CFTC Staff Grants Cboe Digital Time-Limited No-Action Relief on Dormancy Procedures
CFTC staff said on June 3 that the Division of Market Oversight issued a no-action letter to Cboe Digital Exchange, a designated contract market, addressing procedures related to dormancy. The agency said the position is time-limited and subject to the terms and conditions in the staff letter.
No-action relief does not amend CFTC rules. It tells the recipient that staff will not recommend enforcement action if the firm acts within the specific facts, limits and conditions described in the letter. In this case, the relief is tied to how a registered exchange handles designated contract market procedures around dormancy.
The announcement is short, but it is relevant because Cboe Digital sits in the regulated crypto derivatives and event-style market infrastructure conversation. Procedural relief can affect how an exchange maintains, pauses or reactivates parts of its regulated market without creating a broader exemption for all venues.
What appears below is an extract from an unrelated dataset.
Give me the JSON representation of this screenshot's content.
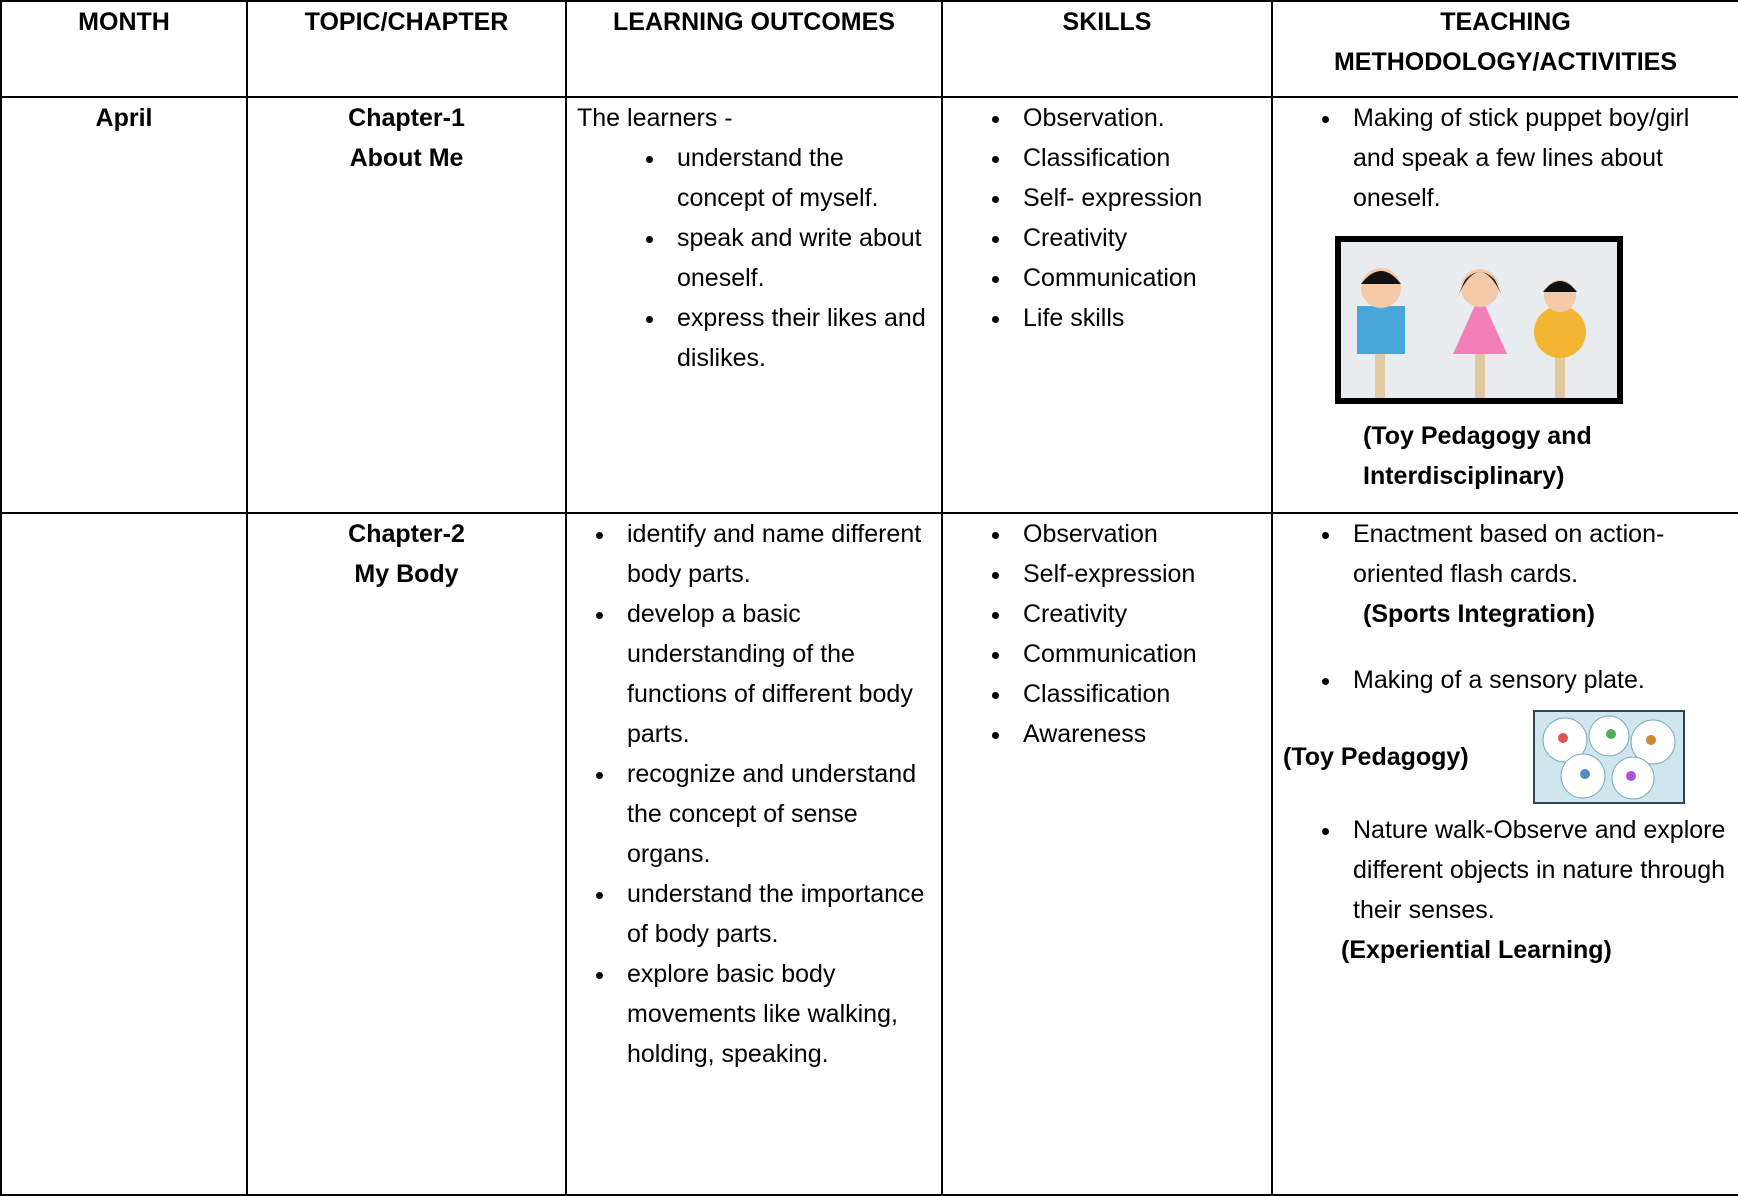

For traders, the key point is that operational status at a regulated venue is not just a business decision. When a designated contract market changes how it handles dormant activity or related procedures, it can involve CFTC staff review and conditions that shape what products can be supported and how market access is maintained.
Why it matters
As crypto-linked derivatives venues evolve, traders should watch both product filings and operational relief letters. The latter can show how regulators are handling the infrastructure around listed markets, not just the contracts themselves.
What to watch next
Watch for the underlying staff letter terms, any follow-up Cboe Digital filings and whether other designated contract markets request similar treatment for inactive or changing product lines.